UIST 2011 Publication! – Medusa

So now that UIST 2011 is officially over, I can post about the work that I did at Autodesk Research in January of 2010! I’m super excited to finally get to talk about all my hard work and the awesome project (Medusa) that I got to work on. For now, I just want to share the video and a brief description of what I did (it was 4 months of work after all!). The full paper outlining Medusa (‘Medusa: a proximity-aware multi-touch tabletop’) can be found here.

Quick summary:

So in short, Medusa is a Microsoft Surface that has been instrumented with 138 proximity sensors (sort of like a 1 pixel Microsoft Kinect). These proximity sensors enable the Surface to sense users as they move around the tabletop, and detect a user’s hands and arms above the display area of the Surface. Not only are these sensors inexpensive and simple to configure, but also they enable an integrated hardware solution, without requiring any markers, cameras, or other sensing devices external to the display platform itself. 

As Medusa has an awareness of users’ locations, it can for example, identify touch points by user, and disambiguate between touches made with left or right hands. It can also make use of the touch-based information provided from the Surface to map touch points to specific users (as well as identify which hand they used, right or left), even in multi-user scenarios.

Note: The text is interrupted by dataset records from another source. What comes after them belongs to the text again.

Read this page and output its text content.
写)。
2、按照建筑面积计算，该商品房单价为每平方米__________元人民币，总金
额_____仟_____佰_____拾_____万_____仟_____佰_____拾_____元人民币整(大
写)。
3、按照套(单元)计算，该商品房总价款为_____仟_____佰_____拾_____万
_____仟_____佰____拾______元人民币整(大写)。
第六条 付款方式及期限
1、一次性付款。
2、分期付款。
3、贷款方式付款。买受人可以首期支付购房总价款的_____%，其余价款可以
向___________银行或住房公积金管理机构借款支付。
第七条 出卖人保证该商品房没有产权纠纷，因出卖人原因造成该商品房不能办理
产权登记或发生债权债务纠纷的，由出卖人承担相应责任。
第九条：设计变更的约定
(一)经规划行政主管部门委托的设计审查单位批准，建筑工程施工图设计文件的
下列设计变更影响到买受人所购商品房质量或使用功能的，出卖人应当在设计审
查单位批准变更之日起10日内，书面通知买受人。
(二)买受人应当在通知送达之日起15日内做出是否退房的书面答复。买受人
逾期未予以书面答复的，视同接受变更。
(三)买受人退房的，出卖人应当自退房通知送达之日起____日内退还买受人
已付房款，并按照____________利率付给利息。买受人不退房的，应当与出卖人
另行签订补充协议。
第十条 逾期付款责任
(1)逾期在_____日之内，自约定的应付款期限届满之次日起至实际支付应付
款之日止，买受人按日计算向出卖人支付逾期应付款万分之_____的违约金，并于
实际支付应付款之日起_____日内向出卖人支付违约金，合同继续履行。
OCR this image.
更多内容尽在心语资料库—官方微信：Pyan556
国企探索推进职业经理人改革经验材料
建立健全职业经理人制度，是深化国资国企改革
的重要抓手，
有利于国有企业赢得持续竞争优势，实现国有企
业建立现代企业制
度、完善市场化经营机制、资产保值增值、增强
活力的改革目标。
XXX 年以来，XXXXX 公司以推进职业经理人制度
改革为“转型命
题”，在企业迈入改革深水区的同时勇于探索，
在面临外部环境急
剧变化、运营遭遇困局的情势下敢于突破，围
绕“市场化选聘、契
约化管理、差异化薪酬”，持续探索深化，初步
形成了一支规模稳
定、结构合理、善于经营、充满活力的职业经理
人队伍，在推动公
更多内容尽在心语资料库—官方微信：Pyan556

Using all of this information, there are an infinite number of ways that multi-touch interaction with a horizontal display can be enhanced and augmented. In the video below, I (along with Tovi Grossman), demonstrate a few of the techniques that we explored.

Abstract:

We present Medusa, a proximity-aware multi-touch tabletop. Medusa uses 138 inexpensive proximity sensors to: detect a user’s presence and location, determine body and arm locations, distinguish between the right and left arms, and map touch point to specific users and specific hands. Our tracking algorithms and hardware designs are described. Exploring this unique design, we develop and report on a collection of interactions enabled by Medusa in support of multi-user collaborative design, specifically within the context of Proxi-Sketch, a multi-user UI prototyping tool. We discuss design issues, system implementation, limitations, and generalizable concepts throughout the paper.